To quantify the relation of fitness to mortality among men with diabetes, adjusted for BMI and within levels of BMI.


In this observational cohort study, we calculated all-cause death rates in men with diabetes across quartiles of fitness and BMI categories. Study participants were 2,196 men with diabetes (average age 49.3 years, SD 9.5) who underwent a medical examination, including a maximal exercise test, during 1970 to 1995, with mortality follow-up to 31 December 1996.

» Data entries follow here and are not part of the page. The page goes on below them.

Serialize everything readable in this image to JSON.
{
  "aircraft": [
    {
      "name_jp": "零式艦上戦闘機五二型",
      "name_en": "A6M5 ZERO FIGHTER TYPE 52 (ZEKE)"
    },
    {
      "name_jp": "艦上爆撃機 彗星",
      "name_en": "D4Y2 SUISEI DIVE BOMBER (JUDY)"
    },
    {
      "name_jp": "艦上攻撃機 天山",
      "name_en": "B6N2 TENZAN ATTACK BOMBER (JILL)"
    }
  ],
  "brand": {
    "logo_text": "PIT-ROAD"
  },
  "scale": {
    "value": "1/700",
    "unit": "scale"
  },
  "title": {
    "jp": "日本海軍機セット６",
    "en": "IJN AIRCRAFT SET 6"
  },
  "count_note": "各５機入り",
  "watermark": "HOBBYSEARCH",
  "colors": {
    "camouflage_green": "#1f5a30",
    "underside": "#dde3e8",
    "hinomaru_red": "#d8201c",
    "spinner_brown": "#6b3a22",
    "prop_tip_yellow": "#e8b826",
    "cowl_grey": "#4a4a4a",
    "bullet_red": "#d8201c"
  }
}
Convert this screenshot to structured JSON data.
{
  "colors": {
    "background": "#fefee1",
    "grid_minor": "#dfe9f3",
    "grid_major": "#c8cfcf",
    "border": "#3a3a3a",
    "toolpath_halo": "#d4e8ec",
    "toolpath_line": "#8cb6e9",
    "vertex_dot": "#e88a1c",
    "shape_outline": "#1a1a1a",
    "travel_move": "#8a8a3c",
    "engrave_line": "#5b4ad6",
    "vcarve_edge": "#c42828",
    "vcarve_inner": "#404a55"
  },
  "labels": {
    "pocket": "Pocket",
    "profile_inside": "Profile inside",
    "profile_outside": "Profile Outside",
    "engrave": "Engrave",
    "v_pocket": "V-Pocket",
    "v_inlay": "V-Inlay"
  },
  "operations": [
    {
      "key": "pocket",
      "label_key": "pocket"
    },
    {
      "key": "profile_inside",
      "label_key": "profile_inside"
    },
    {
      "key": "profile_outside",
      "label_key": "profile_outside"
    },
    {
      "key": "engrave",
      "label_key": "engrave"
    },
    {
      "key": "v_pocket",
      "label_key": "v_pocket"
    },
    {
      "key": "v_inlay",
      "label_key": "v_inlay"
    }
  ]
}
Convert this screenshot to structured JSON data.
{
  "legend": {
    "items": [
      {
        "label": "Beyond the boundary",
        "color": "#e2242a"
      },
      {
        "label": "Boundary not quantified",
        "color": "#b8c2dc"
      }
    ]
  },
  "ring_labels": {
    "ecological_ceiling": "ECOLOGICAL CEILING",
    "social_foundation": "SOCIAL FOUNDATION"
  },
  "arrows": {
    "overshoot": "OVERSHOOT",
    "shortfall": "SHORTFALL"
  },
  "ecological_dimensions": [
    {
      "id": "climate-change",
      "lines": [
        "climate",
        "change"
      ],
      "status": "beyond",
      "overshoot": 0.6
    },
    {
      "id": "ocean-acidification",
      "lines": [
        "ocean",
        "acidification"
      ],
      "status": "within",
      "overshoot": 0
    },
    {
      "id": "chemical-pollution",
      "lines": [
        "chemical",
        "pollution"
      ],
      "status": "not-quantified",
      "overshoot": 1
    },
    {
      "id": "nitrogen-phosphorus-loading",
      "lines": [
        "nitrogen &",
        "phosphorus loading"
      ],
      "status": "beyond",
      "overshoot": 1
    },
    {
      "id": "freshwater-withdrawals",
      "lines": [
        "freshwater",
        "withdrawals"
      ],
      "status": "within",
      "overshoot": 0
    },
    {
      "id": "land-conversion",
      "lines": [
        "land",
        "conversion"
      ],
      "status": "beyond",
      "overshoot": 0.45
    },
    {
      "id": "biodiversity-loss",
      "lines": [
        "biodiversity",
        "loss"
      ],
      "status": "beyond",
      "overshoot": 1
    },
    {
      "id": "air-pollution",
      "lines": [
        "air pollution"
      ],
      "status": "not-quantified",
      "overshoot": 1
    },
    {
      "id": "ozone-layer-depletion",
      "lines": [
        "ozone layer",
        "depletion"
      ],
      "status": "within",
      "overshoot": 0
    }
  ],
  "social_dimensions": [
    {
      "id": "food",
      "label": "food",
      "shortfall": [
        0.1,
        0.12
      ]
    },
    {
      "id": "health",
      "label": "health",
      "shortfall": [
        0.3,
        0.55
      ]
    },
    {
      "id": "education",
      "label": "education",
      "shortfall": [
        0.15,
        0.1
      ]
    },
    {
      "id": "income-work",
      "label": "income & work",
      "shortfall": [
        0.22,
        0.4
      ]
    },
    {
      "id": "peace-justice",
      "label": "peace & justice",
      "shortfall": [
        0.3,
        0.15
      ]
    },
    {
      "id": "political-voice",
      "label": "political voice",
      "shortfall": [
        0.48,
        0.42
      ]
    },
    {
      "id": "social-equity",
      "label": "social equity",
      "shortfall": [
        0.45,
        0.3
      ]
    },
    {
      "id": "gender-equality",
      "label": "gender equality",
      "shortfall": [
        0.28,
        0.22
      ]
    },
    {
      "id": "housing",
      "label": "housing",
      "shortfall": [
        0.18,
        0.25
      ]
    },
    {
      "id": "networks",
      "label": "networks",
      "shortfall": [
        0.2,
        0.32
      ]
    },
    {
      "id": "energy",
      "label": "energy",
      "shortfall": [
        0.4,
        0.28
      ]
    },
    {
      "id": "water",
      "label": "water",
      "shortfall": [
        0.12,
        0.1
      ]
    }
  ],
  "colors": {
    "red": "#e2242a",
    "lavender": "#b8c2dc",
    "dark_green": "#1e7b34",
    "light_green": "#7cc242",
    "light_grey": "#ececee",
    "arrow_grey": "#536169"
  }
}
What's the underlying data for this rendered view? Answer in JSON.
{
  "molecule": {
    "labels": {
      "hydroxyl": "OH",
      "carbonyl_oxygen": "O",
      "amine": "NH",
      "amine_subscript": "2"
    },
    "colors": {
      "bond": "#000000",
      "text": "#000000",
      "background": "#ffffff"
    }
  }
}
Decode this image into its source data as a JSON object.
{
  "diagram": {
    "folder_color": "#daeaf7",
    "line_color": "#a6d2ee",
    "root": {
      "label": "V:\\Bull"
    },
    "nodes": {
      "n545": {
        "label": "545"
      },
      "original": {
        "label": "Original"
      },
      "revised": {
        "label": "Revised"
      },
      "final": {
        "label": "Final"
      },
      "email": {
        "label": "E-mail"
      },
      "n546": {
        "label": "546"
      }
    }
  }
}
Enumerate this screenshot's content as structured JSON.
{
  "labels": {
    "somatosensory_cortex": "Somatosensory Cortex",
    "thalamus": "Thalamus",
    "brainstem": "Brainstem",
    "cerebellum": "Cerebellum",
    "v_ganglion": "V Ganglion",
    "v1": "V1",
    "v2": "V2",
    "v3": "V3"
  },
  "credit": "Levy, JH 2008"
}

We identified 275 deaths during 32,161 person-years of observation. Risk of all-cause mortality was inversely related to fitness. For example, in the fully adjusted model, the risk of mortality was 4.5 (2.6-7.6), 2.8 (1.6-4.7), and 1.6 (0.93-2.76) for the first, second, and third fitness quartiles, respectively, with the fourth quartile (highest fitness level) as the referent (P for trend <0.0001). There was no significant trend across BMI categories for mortality after adjustment for fitness. Similar results were found when the fitness-mortality relation was examined within levels of body composition. In normal-weight men with diabetes, the relative risks of mortality were 6.6 (2.8-15.0), 3.2 (1.4-7.0), and 2.2 (1.1-4.6) for the first, second, and third quartiles of fitness, respectively, as compared with the fourth quartile (P for trend <0.0001). We found similar results in the overweight and obese weight categories.


There was a steep inverse gradient between fitness and mortality in this cohort of men with documented diabetes, and this association was independent of BMI.